Finalement, la version de 2022 est la dernière en vigueur.
Version modifiée de 2022 (en vigueur)
Article 58
L’affichage public et la publicité commerciale doivent se faire en français.
Ils peuvent également être faits à la fois en français et dans une autre langue pourvu que le français y figure de façon nettement prédominante.
Toutefois, le gouvernement peut déterminer, par règlement, les lieux, les cas, les conditions ou les circonstances où l’affichage public et la publicité commerciale doivent se faire uniquement en français ou peuvent se faire sans prédominance du français ou uniquement dans une autre langue.
1977, c. 5, a. 58; 1983, c. 56, a. 12; 1988, c. 54, a. 1; 1993, c. 40, a. 18.
En vig.: 2025-06-01
Article 58.1Malgré l’article 58, dans l’affichage public et la publicité commerciale, une marque de commerce peut être rédigée, même en partie, uniquement dans une autre langue que le français, lorsque, à la fois, elle est une marque de commerce déposée au sens de la Loi sur les marques de commerce (L.R.C. 1985, c.

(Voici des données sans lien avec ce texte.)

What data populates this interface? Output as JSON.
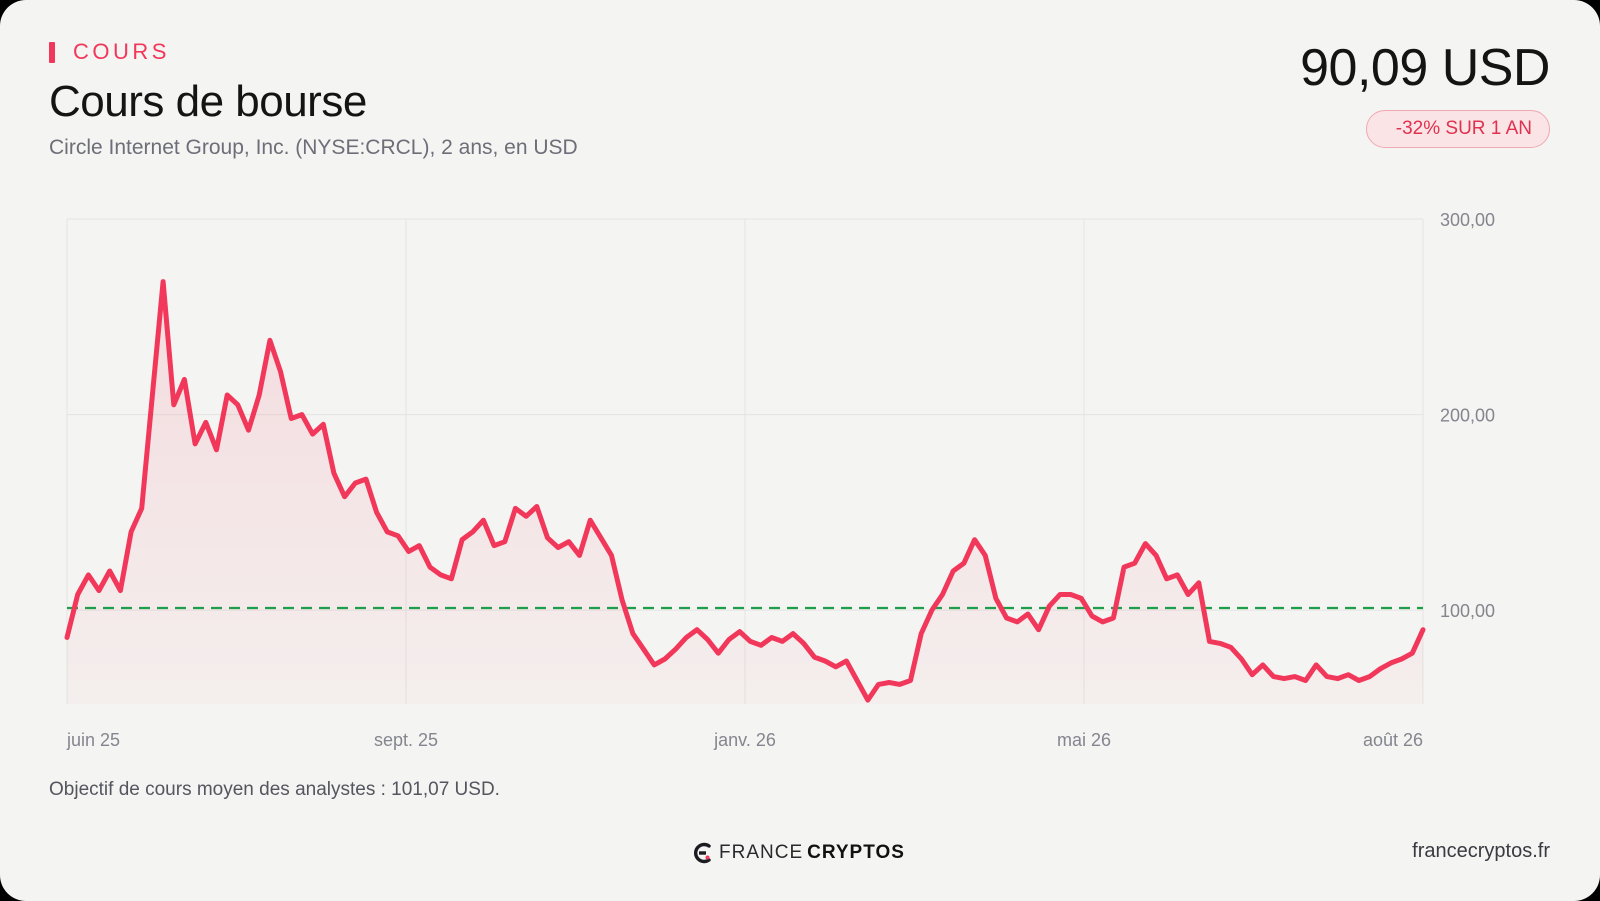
{
  "header": {
    "eyebrow": "COURS",
    "title": "Cours de bourse",
    "subtitle": "Circle Internet Group, Inc. (NYSE:CRCL), 2 ans, en USD",
    "price": "90,09 USD",
    "change": "-32% SUR 1 AN"
  },
  "footer": {
    "note": "Objectif de cours moyen des analystes : 101,07 USD.",
    "brand_light": "FRANCE",
    "brand_bold": "CRYPTOS",
    "site": "francecryptos.fr"
  },
  "colors": {
    "line": "#f2385a",
    "target": "#1e9e4a",
    "accent": "#f2385a"
  },
  "chart_data": {
    "type": "line",
    "title": "Cours de bourse",
    "xlabel": "",
    "ylabel": "",
    "ylim": [
      52,
      300
    ],
    "y_ticks": [
      {
        "value": 300,
        "label": "300,00"
      },
      {
        "value": 200,
        "label": "200,00"
      },
      {
        "value": 100,
        "label": "100,00"
      }
    ],
    "x_ticks": [
      "juin 25",
      "sept. 25",
      "janv. 26",
      "mai 26",
      "août 26"
    ],
    "grid": true,
    "target_line": {
      "value": 101.07,
      "style": "dashed"
    },
    "series": [
      {
        "values": [
          86,
          108,
          118,
          110,
          120,
          110,
          140,
          152,
          210,
          268,
          205,
          218,
          185,
          196,
          182,
          210,
          205,
          192,
          210,
          238,
          222,
          198,
          200,
          190,
          195,
          170,
          158,
          165,
          167,
          150,
          140,
          138,
          130,
          133,
          122,
          118,
          116,
          136,
          140,
          146,
          133,
          135,
          152,
          148,
          153,
          137,
          132,
          135,
          128,
          146,
          137,
          128,
          105,
          88,
          80,
          72,
          75,
          80,
          86,
          90,
          85,
          78,
          85,
          89,
          84,
          82,
          86,
          84,
          88,
          83,
          76,
          74,
          71,
          74,
          64,
          54,
          62,
          63,
          62,
          64,
          88,
          100,
          108,
          120,
          124,
          136,
          128,
          106,
          96,
          94,
          98,
          90,
          102,
          108,
          108,
          106,
          97,
          94,
          96,
          122,
          124,
          134,
          128,
          116,
          118,
          108,
          114,
          84,
          83,
          81,
          75,
          67,
          72,
          66,
          65,
          66,
          64,
          72,
          66,
          65,
          67,
          64,
          66,
          70,
          73,
          75,
          78,
          90
        ]
      }
    ]
  }
}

T-13) et qu’aucune version correspondante en français ne se trouve au registre tenu selon cette loi.
Toutefois, dans l’affichage public visible depuis l’extérieur d’un local, le français doit figurer de façon nettement prédominante, lorsqu’une telle marque y figure dans une telle autre langue.
1988, c. 54, a. 1; 1993, c. 40, a. 18; 2022, c. 14, a. 48.
Article 58.2. (Remplacé).
1988, c. 54, a. 1; 1993, c. 40, a. 18.
Article 59L’article 58 ne s’applique pas à la publicité véhiculée par des organes d’information diffusant dans une langue autre que le français, ni aux messages de type religieux, politique, idéologique ou humanitaire pourvu qu’ils ne soient pas à but lucratif.
1977, c. 5, a. 59; 1988, c. 54, a. 2; 1993, c. 40, a. 19.